Oral supplementation of lutein/zeaxanthin and omega-3 long chain polyunsaturated fatty acids in persons aged 60 years or older, with or without AMD.
PURPOSE: Increased dietary intake of lutein/zeaxanthin and omega-long-chain polyunsaturated fatty acids (omega-3 LCPUFA) was found to be associated with reduced risk of advanced age-related macular degeneration (AMD). The purpose of the study was to examine the effect of oral supplementation of omega-3 LCPUFA on changes in serum levels of lutein/zeaxanthin during supplementation in persons 60 years of age and older, with or without AMD.
METHODS: Forty participants with AMD of various degrees of severity received lutein (10 mg) and zeaxanthin (2 mg) daily and were equally randomized to receive omega-3 LCPUFA (350 mg docosahexaenoic acid [DHA] and 650 mg eicosapentaenoic acid [EPA]) or placebo for 6 months.
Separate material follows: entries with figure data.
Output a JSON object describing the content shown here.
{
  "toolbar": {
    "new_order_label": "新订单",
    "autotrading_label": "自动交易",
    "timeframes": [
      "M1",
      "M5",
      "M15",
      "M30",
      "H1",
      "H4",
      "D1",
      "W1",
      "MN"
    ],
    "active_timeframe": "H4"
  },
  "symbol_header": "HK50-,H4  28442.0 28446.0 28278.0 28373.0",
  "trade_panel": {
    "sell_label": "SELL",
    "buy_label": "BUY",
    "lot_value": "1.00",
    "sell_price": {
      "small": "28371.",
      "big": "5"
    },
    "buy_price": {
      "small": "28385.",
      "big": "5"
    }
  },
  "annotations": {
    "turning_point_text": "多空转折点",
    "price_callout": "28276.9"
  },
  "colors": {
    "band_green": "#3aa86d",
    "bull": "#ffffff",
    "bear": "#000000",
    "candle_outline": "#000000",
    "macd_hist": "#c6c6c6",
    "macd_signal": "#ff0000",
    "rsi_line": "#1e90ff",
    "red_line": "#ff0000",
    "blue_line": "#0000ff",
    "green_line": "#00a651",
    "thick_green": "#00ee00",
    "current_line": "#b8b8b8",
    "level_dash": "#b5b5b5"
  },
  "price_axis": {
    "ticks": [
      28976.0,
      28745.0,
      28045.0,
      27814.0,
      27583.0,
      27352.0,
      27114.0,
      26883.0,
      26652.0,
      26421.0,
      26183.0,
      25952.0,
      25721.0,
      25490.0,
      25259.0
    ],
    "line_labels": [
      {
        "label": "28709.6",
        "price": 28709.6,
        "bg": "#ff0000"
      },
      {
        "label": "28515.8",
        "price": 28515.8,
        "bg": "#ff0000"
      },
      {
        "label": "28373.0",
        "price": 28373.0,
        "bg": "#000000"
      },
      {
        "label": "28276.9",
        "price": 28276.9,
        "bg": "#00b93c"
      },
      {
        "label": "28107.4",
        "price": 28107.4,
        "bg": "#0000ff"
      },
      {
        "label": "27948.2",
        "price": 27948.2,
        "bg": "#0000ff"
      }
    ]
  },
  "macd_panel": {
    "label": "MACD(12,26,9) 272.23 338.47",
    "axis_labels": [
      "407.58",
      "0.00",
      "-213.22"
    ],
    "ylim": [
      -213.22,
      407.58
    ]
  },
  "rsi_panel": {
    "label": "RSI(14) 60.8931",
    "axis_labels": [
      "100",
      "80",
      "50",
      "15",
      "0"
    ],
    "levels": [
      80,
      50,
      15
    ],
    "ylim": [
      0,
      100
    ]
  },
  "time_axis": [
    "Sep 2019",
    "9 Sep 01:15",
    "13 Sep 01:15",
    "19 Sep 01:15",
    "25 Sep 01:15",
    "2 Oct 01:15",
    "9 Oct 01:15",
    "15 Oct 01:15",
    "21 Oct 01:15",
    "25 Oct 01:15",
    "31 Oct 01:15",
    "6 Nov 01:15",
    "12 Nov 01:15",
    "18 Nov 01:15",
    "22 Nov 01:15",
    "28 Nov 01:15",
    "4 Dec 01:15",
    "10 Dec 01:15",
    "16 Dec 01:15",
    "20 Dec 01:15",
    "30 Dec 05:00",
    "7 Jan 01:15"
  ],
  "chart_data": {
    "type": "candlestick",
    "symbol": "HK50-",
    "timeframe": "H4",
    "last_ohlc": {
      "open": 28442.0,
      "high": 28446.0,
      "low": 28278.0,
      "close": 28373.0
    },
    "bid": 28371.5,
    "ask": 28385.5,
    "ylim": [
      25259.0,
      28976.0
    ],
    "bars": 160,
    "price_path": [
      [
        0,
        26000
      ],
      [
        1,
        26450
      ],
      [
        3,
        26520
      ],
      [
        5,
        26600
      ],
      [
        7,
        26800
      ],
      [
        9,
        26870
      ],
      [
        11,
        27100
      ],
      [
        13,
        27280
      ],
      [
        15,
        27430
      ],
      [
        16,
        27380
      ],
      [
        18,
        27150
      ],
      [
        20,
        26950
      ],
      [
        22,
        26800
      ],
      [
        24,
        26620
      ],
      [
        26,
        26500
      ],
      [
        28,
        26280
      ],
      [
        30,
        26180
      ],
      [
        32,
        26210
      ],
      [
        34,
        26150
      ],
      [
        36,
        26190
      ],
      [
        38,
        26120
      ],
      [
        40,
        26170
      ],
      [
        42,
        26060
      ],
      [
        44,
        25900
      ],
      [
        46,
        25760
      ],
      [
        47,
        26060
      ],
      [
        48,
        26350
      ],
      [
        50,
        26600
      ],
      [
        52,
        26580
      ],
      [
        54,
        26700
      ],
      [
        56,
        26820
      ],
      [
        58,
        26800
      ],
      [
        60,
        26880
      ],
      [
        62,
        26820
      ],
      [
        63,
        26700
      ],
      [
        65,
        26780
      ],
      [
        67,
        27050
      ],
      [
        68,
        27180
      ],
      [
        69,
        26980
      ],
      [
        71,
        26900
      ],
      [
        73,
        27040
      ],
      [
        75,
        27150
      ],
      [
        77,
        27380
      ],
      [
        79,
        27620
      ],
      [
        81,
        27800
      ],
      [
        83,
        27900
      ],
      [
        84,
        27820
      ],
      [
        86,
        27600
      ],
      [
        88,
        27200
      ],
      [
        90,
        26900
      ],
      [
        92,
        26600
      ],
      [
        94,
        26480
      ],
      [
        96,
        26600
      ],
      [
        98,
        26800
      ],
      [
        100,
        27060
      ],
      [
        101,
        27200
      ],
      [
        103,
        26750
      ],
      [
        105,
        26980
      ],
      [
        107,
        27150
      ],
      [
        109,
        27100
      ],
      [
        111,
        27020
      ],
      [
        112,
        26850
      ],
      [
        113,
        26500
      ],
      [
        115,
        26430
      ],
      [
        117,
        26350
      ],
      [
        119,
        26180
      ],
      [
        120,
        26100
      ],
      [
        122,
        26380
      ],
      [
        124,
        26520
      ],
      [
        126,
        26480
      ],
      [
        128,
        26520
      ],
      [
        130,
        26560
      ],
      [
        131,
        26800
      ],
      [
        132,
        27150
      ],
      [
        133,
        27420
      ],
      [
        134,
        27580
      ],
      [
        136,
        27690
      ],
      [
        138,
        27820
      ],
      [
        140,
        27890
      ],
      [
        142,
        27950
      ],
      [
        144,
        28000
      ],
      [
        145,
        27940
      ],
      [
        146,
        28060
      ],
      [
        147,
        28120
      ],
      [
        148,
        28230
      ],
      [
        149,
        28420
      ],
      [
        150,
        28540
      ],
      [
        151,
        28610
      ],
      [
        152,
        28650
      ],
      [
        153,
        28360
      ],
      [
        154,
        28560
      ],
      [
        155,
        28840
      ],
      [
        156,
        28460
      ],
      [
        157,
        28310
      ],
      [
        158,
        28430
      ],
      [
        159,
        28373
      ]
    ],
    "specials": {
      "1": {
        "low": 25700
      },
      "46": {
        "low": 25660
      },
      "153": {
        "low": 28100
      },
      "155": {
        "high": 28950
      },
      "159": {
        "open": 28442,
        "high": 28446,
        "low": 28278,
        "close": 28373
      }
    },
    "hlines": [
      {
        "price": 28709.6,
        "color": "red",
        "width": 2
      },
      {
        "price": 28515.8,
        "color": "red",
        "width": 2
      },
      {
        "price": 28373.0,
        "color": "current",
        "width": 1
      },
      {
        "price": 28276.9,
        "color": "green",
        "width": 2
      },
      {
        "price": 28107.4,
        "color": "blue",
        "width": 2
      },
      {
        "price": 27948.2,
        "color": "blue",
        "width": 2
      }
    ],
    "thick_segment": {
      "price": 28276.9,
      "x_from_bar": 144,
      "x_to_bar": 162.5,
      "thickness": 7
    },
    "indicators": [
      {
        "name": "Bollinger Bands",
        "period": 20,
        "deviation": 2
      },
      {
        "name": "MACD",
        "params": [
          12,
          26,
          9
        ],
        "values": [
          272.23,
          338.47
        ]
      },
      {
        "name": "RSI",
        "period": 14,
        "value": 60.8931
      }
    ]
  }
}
Serum levels of lutein, zeaxanthin, and omega-3 LCPUFAs and macular pigment optical densities were measured at baseline, 1 week, and 1, 3, 6, and 9 months.
RESULTS: By month 6, the median serum levels of lutein/zeaxanthin increased by two- to threefold compared with baseline. Increases in serum levels of lutein/zeaxanthin did not differ by omega-3 LCPUFA treatment (P > 0.5). After 1 month, in the omega-3 LCPUFA-treated group, the median levels of DHA and EPA increased and the placebo group had no changes. At month 6, participants with AMD had a lower increase in serum lutein concentration than did those without AMD (P < 0.05).
CONCLUSIONS: The addition of omega-3 LCPUFA to oral supplementation of lutein/zeaxanthin did not change the serum levels of lutein and zeaxanthin. A long-term large clinical trial is necessary to investigate the benefits and adverse effects of these factors for the treatment of AMD.